De Nijlgans en de verwilderde, gedomesticeerde grauwe gans bedreigen de volksgezondheid als
zij in groten getalen aanwezig zijn in en bij wateren, waaraan een zwemwaterfunctie is
toegekend. De uitwerpselen van deze ganzen kunnen direct, of via afspoeling van zwemstranden
en/of ligweiden, leiden tot ontoelaatbare hoge concentraties aan faecale bacterien in het
zwemwater. Waterbeheerders meten in zwemwateren regelmatig overschrijdingen van de
normen voor faecale bacterien zoals gedefinieerd in de genoemde Zwemwaterrichtlijn. Als
dergelijke overschrijdingen het gevolg zijn van groepen van de Nijlgans en/of de verwilderde,
gedomesticeerde grauwe gans moeten maatregelen genomen worden vanwege de
volksgezondheid.
 
Openbare veiligheid
De muskusrat vormt een ernstige bedreiging voor de openbare veiligheid vanwege schade die
door graafwerkzaamheden aan dijken, oevers, dammen en kaden wordt toegebracht.
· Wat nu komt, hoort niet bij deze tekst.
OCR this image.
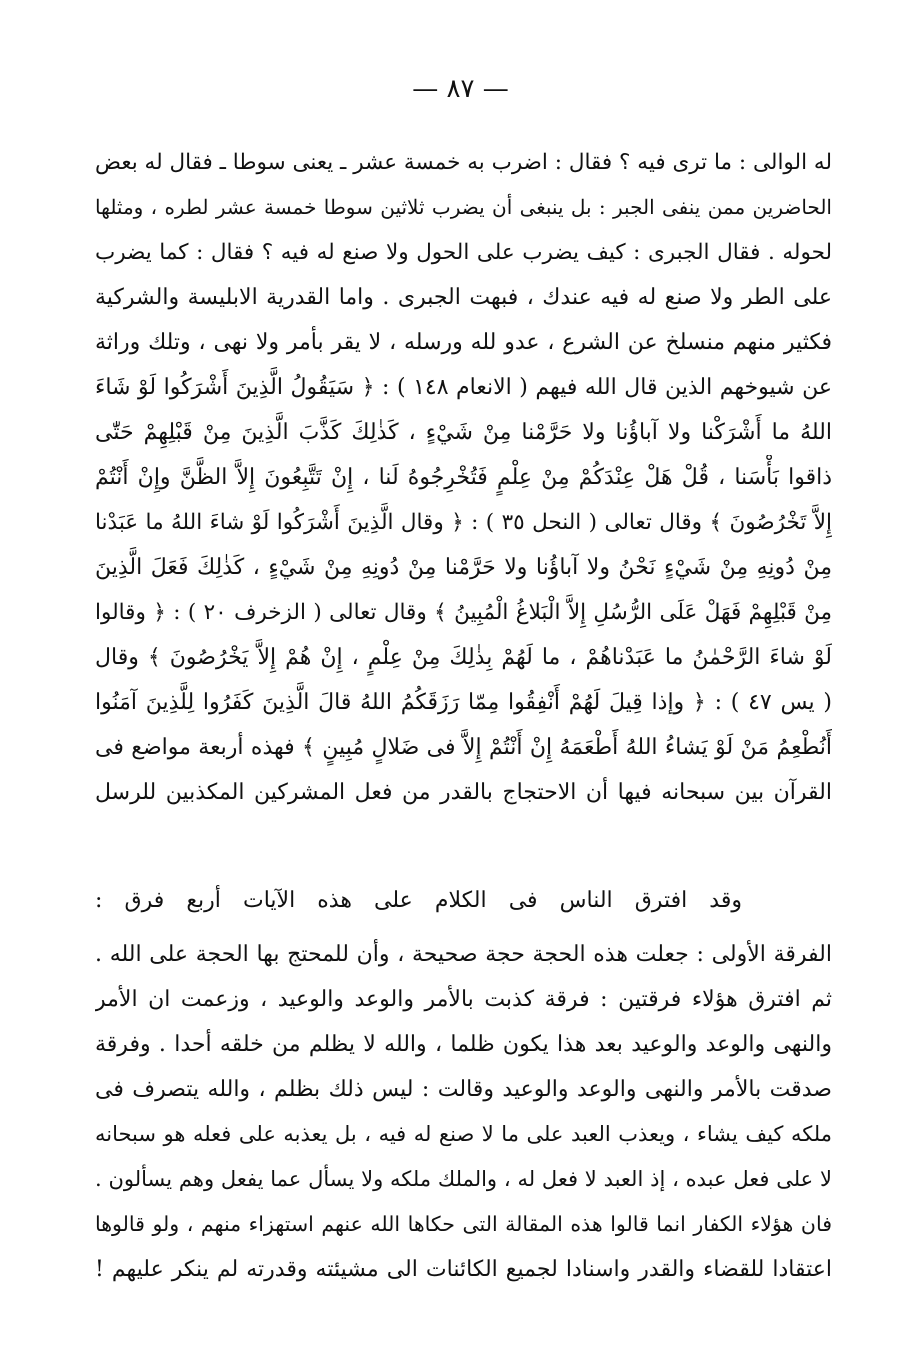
— ٨٧ —
له الوالى : ما ترى فيه ؟ فقال : اضرب به خمسة عشر ـ يعنى سوطا ـ فقال له بعض
الحاضرين ممن ينفى الجبر : بل ينبغى أن يضرب ثلاثين سوطا خمسة عشر لطره ، ومثلها
لحوله . فقال الجبرى : كيف يضرب على الحول ولا صنع له فيه ؟ فقال : كما يضرب
على الطر ولا صنع له فيه عندك ، فبهت الجبرى . واما القدرية الابليسة والشركية
فكثير منهم منسلخ عن الشرع ، عدو لله ورسله ، لا يقر بأمر ولا نهى ، وتلك وراثة
عن شيوخهم الذين قال الله فيهم ( الانعام ١٤٨ ) : ﴿ سَيَقُولُ الَّذِينَ أَشْرَكُوا لَوْ شَاءَ
اللهُ ما أَشْرَكْنا ولا آباؤُنا ولا حَرَّمْنا مِنْ شَيْءٍ ، كَذٰلِكَ كَذَّبَ الَّذِينَ مِنْ قَبْلِهِمْ حَتّٰى
ذاقوا بَأْسَنا ، قُلْ هَلْ عِنْدَكُمْ مِنْ عِلْمٍ فَتُخْرِجُوهُ لَنا ، إِنْ تَتَّبِعُونَ إِلاَّ الظَّنَّ وإِنْ أَنْتُمْ
إِلاَّ تَخْرُصُونَ ﴾ وقال تعالى ( النحل ٣٥ ) : ﴿ وقال الَّذِينَ أَشْرَكُوا لَوْ شاءَ اللهُ ما عَبَدْنا
مِنْ دُونِهِ مِنْ شَيْءٍ نَحْنُ ولا آباؤُنا ولا حَرَّمْنا مِنْ دُونِهِ مِنْ شَيْءٍ ، كَذٰلِكَ فَعَلَ الَّذِينَ
مِنْ قَبْلِهِمْ فَهَلْ عَلَى الرُّسُلِ إِلاَّ الْبَلاغُ الْمُبِينُ ﴾ وقال تعالى ( الزخرف ٢٠ ) : ﴿ وقالوا
لَوْ شاءَ الرَّحْمٰنُ ما عَبَدْناهُمْ ، ما لَهُمْ بِذٰلِكَ مِنْ عِلْمٍ ، إِنْ هُمْ إِلاَّ يَخْرُصُونَ ﴾ وقال
( يس ٤٧ ) : ﴿ وإذا قِيلَ لَهُمْ أَنْفِقُوا مِمّا رَزَقَكُمُ اللهُ قالَ الَّذِينَ كَفَرُوا لِلَّذِينَ آمَنُوا
أَنُطْعِمُ مَنْ لَوْ يَشاءُ اللهُ أَطْعَمَهُ إِنْ أَنْتُمْ إِلاَّ فى ضَلالٍ مُبِينٍ ﴾ فهذه أربعة مواضع فى
القرآن بين سبحانه فيها أن الاحتجاج بالقدر من فعل المشركين المكذبين للرسل
وقد افترق الناس فى الكلام على هذه الآيات أربع فرق :
الفرقة الأولى : جعلت هذه الحجة حجة صحيحة ، وأن للمحتج بها الحجة على الله .
ثم افترق هؤلاء فرقتين : فرقة كذبت بالأمر والوعد والوعيد ، وزعمت ان الأمر
والنهى والوعد والوعيد بعد هذا يكون ظلما ، والله لا يظلم من خلقه أحدا . وفرقة
صدقت بالأمر والنهى والوعد والوعيد وقالت : ليس ذلك بظلم ، والله يتصرف فى
ملكه كيف يشاء ، ويعذب العبد على ما لا صنع له فيه ، بل يعذبه على فعله هو سبحانه
لا على فعل عبده ، إذ العبد لا فعل له ، والملك ملكه ولا يسأل عما يفعل وهم يسألون .
فان هؤلاء الكفار انما قالوا هذه المقالة التى حكاها الله عنهم استهزاء منهم ، ولو قالوها
اعتقادا للقضاء والقدر واسنادا لجميع الكائنات الى مشيئته وقدرته لم ينكر عليهم !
Door het
ondergraven van deze werken kunnen dijkverzakkingen optreden waardoor de kans op
dijkdoorbraken wordt vergroot. In Zuid-Holland dat voor een groot gedeelte onder zeeniveau ligt,
levert schade aan waterstaatswerken een groot risico op. Wij achten het praktisch niet mogelijk
om preventieve maatregelen (zoals muskusrattenwerende doeken) te nemen die de kans op
schade aan dijken en kaden voorkomt. Bovendien brengen maatregelen zoals muskusrattenwerende
doeken een verslechtering van de vegetatie en indirect van de biotoop van een groot
aantal beschermde diersoorten teweeg. Deze maatregelen kunnen derhalve niet als een andere
bevredigende oplossing worden gezien.
 
Landbouwschade
De Nijlgans en de verwilderde/gedomesticeerde grauwe gans en verwilderde postduif
veroorzaken landbouwschade aan grasland en akkerbouwgewassen. Verzoeken om
tegemoetkomingen van faunaschade worden door het Faunafonds afgewezen (en schade wordt
derhalve niet getaxeerd) omdat deze soorten niet zijn aan te merken als beschermde, inheemse
vogelsoorten.
Gelet op de schadecijfers aan landbouwgewassen van verschillende beschermde ganzensoorten
die door het Faunafonds worden geregistreerd is het aannemelijk dat de niet beschermde
ganzensoorten eveneens schade aan landbouwgewassen veroorzaken. Dit wordt op pagina 69
bevestigd in het Sovonrapport "Overzomerende ganzen in Nederland: grenzen aan de groei?."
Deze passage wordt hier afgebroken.